Love God in 2014

i-love-godAs 2013 comes to a close and 2014 approaches, a good thing UBF emphasizes is to write a review of the previous year and to choose a key verse for the New Year. This post is not my key verse testimony (2014, a year of remembrance). But this is a thought and a prayer which is good for all Christians in the coming year: Love God with our entire being.

Heart, soul and strength. For over three decades of having one to one Bible studies with many young adults, I have always explained the Great Command (Dt 6:5; Mt 22:37; Mk 12:30) as loving God with all our emotions (heart), all our intellect (mind), and all our effort (strength). It is to love God emotionally, intellectually and volitionally. I like this exegesis. But I am technically off.

In the original language, the Hebrew word translated “heart” refers both to emotions as well as our mind, i.e., to our inner person. “Soul”–which means “throat”–has meanings of appetite/desire, life, the whole self; “soul” refers to one’s entire person. “Strength,” meaning power, also means “greatly, exceedingly.” It is best captured by a word like “resources.” This includes physical strength, but also economic and social strength, as well as all things we own–our family, house, tools, toys, savings, even our church and ministry.

Inner being, whole person and everything we own. A more thorough rendering of the Great Command would be to love God with all of our inner being (heart), with our whole person (soul) and with everything we claim to own (strength). In brief, it means to love the only God (Dt 6:4; Mk 12:29) without reservation or qualification.

Hopefully, this is helpful as you share Jesus and Scripture with others. May God bless you and UBFriends to love God in 2014.

9 comments

  1. Good thoughts, Ben. Indeed I am not ashamed to say I love God. I am not ashamed to say I love Jesus, I love the Holy Spirit and I love the Holy Scriptures.

    I would expand your heart/mind/soul thinking to include two more pieces of the human existence: conscience and identity. Maybe “identity” is “self”.

    I once became a “holy butcher”, chopping up my conscience and my identity, thinking this is included in “self denial” and “taking up your cross”. But I have since learned that God never intended human beings to be masochists. There is no glory in self-mutilation (either in a physical or spiritual or mental or financial sense).

    I once thought God called us to live in the grotesqueness of the cross, creating pain and punishment in order to beat out our sins. In fact however, the gospel is entirely opposite. Christ’s sacrifice was “one and done”. Hebrews study is most helpful in this regard. There is one Priest who made one sacrifice. There is one Shepherd who oversees our souls.

  2. And we need to carry this further into “I will love people in 2014”. Loving God means nothing if I can’t love people. I love my wife. I love my kids, my mom, my dad, my family, my neighors, my enemies, my abusers. Love for God must spill over to love for humanity. Just as Jesus wept and embraced humanity in all its fullness, so we are called to be human.
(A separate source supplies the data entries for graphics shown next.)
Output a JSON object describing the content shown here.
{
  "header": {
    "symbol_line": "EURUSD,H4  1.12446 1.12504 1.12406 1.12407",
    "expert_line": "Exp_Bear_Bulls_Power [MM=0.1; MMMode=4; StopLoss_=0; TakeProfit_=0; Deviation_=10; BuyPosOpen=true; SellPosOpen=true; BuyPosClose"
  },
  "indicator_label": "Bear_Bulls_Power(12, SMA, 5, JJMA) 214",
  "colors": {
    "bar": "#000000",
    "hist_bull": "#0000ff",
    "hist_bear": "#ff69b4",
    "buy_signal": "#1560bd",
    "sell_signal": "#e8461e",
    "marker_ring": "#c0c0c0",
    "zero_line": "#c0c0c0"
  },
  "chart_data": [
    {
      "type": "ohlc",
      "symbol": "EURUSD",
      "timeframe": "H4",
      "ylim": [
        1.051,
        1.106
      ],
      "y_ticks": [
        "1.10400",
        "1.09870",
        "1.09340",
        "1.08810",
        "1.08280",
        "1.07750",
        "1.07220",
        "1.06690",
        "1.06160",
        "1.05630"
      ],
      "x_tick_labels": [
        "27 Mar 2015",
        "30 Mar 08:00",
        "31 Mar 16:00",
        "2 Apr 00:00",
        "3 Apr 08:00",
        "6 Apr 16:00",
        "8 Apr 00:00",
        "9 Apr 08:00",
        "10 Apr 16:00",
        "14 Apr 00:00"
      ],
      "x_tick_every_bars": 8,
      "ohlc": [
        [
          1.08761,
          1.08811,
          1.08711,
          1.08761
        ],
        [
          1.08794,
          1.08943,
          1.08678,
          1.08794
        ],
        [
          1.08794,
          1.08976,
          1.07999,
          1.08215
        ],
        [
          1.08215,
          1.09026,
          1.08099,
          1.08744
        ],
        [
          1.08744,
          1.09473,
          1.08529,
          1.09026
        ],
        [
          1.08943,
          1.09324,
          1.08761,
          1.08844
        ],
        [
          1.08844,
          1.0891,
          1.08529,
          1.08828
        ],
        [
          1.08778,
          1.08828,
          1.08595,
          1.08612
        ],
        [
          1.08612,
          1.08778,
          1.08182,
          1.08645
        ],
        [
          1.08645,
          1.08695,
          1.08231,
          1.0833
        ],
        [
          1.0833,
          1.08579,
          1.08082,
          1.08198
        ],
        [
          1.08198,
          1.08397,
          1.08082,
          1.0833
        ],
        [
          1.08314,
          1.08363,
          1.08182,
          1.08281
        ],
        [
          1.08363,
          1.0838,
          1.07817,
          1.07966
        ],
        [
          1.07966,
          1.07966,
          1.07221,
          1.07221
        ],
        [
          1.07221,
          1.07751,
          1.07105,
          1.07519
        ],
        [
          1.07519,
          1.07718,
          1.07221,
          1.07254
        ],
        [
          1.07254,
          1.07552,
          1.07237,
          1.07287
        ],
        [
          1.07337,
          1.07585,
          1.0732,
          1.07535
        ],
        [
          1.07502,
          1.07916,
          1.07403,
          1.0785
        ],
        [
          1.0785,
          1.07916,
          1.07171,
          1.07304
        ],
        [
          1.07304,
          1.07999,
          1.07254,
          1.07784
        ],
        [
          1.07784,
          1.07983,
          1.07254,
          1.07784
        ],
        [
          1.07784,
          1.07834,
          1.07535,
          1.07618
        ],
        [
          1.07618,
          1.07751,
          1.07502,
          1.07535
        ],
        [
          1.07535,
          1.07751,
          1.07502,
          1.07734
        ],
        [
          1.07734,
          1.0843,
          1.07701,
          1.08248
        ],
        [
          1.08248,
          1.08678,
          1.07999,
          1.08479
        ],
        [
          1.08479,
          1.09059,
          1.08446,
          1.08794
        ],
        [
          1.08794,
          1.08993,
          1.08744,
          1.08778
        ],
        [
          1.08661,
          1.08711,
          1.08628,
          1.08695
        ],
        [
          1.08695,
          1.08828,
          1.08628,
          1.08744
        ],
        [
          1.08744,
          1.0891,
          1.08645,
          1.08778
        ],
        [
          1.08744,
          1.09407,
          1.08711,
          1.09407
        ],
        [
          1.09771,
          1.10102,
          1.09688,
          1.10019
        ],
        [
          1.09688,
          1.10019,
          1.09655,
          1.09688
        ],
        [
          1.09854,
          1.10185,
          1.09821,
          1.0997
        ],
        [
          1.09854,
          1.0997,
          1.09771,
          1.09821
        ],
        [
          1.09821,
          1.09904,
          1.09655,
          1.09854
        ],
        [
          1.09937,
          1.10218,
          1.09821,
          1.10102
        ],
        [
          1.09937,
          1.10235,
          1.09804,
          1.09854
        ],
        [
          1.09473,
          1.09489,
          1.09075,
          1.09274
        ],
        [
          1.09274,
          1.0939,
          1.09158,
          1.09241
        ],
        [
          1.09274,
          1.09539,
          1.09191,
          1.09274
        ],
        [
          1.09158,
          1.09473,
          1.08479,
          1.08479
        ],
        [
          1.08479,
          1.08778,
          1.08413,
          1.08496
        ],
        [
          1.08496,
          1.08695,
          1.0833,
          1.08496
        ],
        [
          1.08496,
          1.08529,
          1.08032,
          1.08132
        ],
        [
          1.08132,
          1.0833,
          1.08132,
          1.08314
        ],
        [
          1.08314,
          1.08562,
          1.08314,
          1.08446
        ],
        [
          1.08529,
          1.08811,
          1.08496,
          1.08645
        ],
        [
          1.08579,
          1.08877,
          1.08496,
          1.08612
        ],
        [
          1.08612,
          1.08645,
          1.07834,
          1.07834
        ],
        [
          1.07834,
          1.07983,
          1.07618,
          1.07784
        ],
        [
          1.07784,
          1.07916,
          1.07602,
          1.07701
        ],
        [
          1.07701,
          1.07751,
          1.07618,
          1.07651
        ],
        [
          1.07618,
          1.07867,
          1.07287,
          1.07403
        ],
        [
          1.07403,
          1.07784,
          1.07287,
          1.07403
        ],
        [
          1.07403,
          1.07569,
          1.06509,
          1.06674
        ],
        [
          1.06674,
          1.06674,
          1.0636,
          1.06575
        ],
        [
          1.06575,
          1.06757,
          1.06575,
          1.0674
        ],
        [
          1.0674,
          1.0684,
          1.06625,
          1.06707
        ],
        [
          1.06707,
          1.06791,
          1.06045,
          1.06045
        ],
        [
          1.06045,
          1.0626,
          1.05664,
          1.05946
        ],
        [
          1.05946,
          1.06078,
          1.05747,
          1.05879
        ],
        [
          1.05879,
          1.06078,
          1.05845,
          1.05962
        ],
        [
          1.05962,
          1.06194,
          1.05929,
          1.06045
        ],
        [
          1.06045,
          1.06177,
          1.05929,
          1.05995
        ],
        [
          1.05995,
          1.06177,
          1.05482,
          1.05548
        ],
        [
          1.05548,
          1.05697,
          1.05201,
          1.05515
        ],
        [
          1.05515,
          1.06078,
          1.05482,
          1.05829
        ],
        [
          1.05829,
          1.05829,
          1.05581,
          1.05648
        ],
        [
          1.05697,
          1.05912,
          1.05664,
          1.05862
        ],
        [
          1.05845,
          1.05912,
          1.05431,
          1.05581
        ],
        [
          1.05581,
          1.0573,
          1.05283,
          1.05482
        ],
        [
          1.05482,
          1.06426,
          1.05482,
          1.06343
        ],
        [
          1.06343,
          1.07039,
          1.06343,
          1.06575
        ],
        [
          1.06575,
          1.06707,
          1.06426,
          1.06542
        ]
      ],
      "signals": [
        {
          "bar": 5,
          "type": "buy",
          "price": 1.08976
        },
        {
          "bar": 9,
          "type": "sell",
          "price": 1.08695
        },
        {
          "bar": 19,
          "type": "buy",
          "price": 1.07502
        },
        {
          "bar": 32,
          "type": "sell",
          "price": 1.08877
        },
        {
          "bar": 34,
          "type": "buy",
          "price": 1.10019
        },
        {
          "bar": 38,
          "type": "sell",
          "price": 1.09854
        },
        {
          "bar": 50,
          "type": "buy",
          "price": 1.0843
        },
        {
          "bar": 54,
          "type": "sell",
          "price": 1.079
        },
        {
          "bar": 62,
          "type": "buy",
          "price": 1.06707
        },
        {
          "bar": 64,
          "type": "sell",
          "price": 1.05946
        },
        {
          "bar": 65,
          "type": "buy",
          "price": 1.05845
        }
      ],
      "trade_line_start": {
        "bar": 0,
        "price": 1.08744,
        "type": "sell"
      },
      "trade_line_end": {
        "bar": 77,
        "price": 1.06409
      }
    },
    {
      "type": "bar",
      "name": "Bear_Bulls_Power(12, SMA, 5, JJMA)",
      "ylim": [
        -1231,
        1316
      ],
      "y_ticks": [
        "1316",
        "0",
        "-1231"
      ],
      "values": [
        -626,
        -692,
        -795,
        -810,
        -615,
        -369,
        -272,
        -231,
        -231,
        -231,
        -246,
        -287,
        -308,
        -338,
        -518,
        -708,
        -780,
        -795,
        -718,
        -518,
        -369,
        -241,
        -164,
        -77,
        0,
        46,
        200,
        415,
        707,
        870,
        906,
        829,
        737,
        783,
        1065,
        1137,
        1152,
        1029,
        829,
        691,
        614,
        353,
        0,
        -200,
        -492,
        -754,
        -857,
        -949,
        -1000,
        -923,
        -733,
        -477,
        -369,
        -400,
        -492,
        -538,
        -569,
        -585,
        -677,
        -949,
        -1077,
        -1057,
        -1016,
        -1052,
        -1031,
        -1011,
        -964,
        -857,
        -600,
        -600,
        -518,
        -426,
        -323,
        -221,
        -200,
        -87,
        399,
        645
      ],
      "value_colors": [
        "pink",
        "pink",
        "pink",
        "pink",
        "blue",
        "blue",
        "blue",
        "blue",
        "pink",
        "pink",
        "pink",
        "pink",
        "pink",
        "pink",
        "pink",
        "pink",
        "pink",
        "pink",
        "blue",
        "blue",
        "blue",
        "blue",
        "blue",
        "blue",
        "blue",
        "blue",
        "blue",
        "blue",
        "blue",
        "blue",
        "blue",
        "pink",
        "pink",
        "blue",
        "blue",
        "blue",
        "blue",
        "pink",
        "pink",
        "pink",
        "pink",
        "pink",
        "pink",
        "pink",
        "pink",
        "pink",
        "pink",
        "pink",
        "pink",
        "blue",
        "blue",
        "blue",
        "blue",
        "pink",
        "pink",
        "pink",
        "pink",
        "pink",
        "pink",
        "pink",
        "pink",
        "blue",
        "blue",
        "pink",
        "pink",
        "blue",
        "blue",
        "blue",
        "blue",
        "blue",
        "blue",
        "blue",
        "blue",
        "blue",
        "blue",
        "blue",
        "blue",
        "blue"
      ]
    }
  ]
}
  3. Brian, Based on my limited understanding of heart/soul/strength in Hebrew, I think that conscience and identity would be included.

    “Heart” refers to our inner self (emotion and mind), which I think should include our conscience, which we will lose if we cheat our conscience.
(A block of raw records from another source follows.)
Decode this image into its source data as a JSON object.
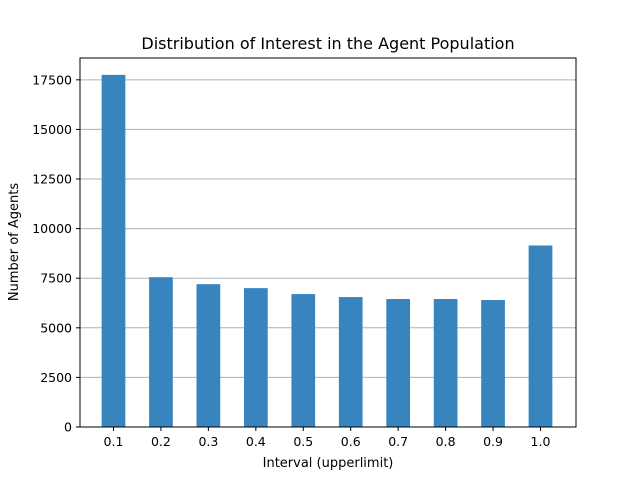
{
  "chart_data": {
    "type": "bar",
    "title": "Distribution of Interest in the Agent Population",
    "xlabel": "Interval (upperlimit)",
    "ylabel": "Number of Agents",
    "categories": [
      "0.1",
      "0.2",
      "0.3",
      "0.4",
      "0.5",
      "0.6",
      "0.7",
      "0.8",
      "0.9",
      "1.0"
    ],
    "values": [
      17750,
      7550,
      7200,
      7000,
      6700,
      6550,
      6450,
      6450,
      6400,
      9150
    ],
    "ylim": [
      0,
      18600
    ],
    "yticks": [
      0,
      2500,
      5000,
      7500,
      10000,
      12500,
      15000,
      17500
    ],
    "grid": "y-axis horizontal gridlines on",
    "bar_color": "#3784bf"
  }
}
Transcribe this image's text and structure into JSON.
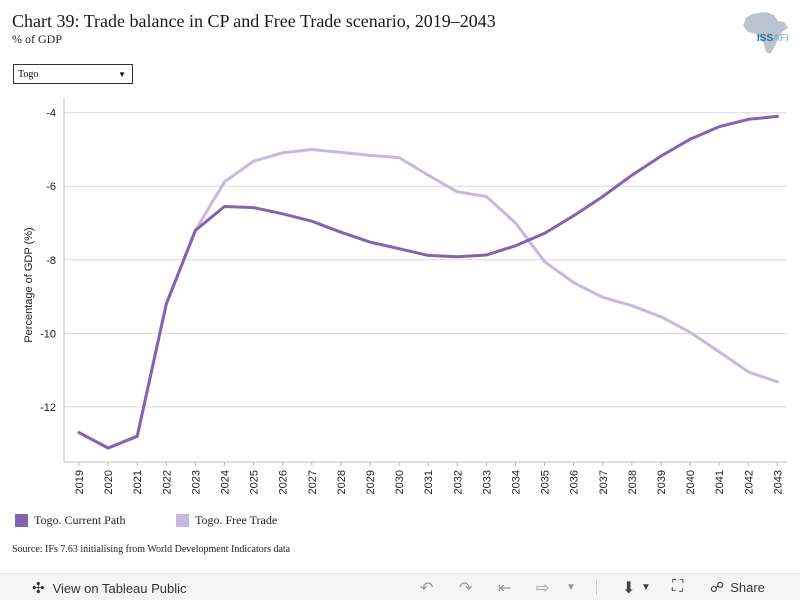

    “Soul” refers to our entire person, which I think should include our identity.

    I think that we lose an element of our heart and soul when our identity markers and our conscience are determined more by our ethnicity, denomination, tribal group, elitist tendencies, sectarian biases, propositional statements or core values, etc.
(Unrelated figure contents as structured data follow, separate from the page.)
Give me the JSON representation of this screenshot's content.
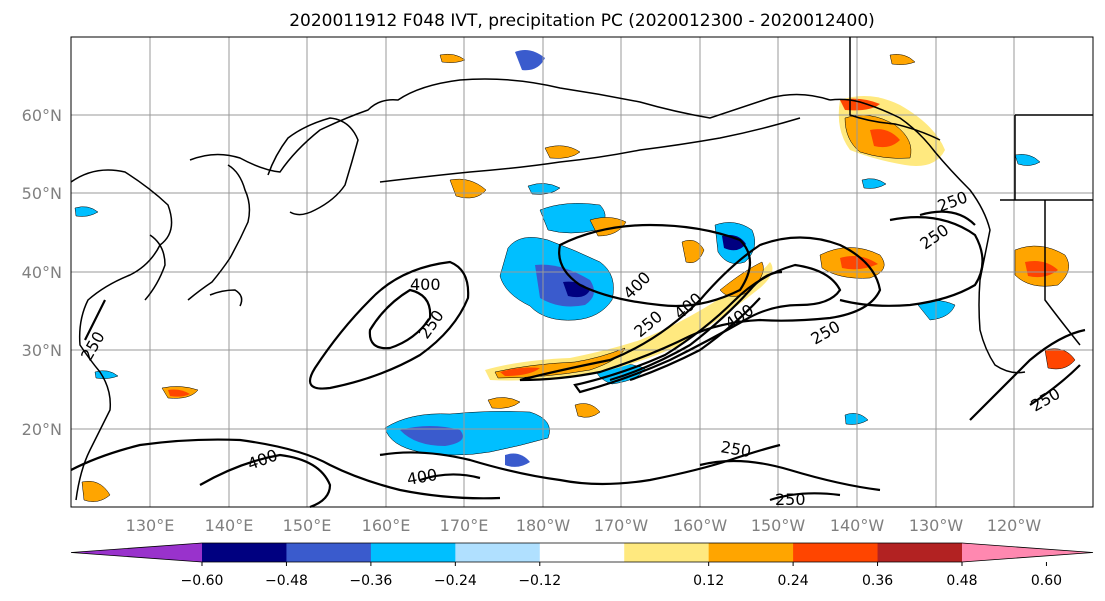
{
  "title": "2020011912 F048 IVT, precipitation PC (2020012300 - 2020012400)",
  "lat_labels": [
    "60°N",
    "50°N",
    "40°N",
    "30°N",
    "20°N"
  ],
  "lon_labels": [
    "130°E",
    "140°E",
    "150°E",
    "160°E",
    "170°E",
    "180°W",
    "170°W",
    "160°W",
    "150°W",
    "140°W",
    "130°W",
    "120°W"
  ],
  "colorbar": {
    "ticks": [
      "−0.60",
      "−0.48",
      "−0.36",
      "−0.24",
      "−0.12",
      "0.12",
      "0.24",
      "0.36",
      "0.48",
      "0.60"
    ],
    "colors": [
      "#9932CC",
      "#000080",
      "#3A5BCD",
      "#00BFFF",
      "#B0E0FF",
      "#FFFFFF",
      "#FFE97F",
      "#FFA500",
      "#FF4500",
      "#B22222",
      "#FF88B0"
    ]
  },
  "contour_labels": [
    "400",
    "250",
    "400",
    "250",
    "250",
    "400",
    "400",
    "250",
    "250",
    "250",
    "400",
    "250",
    "250",
    "250",
    "250",
    "400"
  ],
  "precip_colors": {
    "dark_blue": "#000080",
    "blue": "#3A5BCD",
    "light_blue": "#00BFFF",
    "pale_blue": "#B0E0FF",
    "yellow": "#FFE97F",
    "orange": "#FFA500",
    "red": "#FF4500"
  }
}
    • Yes I think you are correct Ben. I think we need to take a closer look at what makes up heart/soul/strength and identity some components that should not be cut out or denied because God can use those parts and we need them. Some elements of humanity need redeeming/transforming and should not be cut out in the name of self-denial.

  4. forestsfailyou
    forestsfailyou

    As far as I might be proud of a religion whose primary virtue is humility, I am very proud of my religion. I am especially proud of those parts that appear to be fantasy. I am proud of being bound to ancient dogmas and enslaved by dead creeds, for I recognize that it is only heresy that is dead, and that it is only the reasonable dogma that survives long enough to be called ancient.

    • Hey forests, I can’t comprehend what you just wrote here… but please share it in your 1:1 study :)

  5. forestsfailyou
    forestsfailyou

    The image says “I love god I am proud to say that”. I would say that many want to “just love god”. Just it is not enough to “just love him” if we have no idea who he is or how to love him, or why we ought to love him. We need religion for that. It is the error of all those that claim Christianity is not a religion just a relationship. Our love demands more.

  6. Thanks, Forests, my favorite verse for loving God that moves me to my very core is 1 Jn 4:19. My question always is “How can God ever love me???” (Some people might even fully agree with my question…and I don’t blame them in the least!) And yet he does!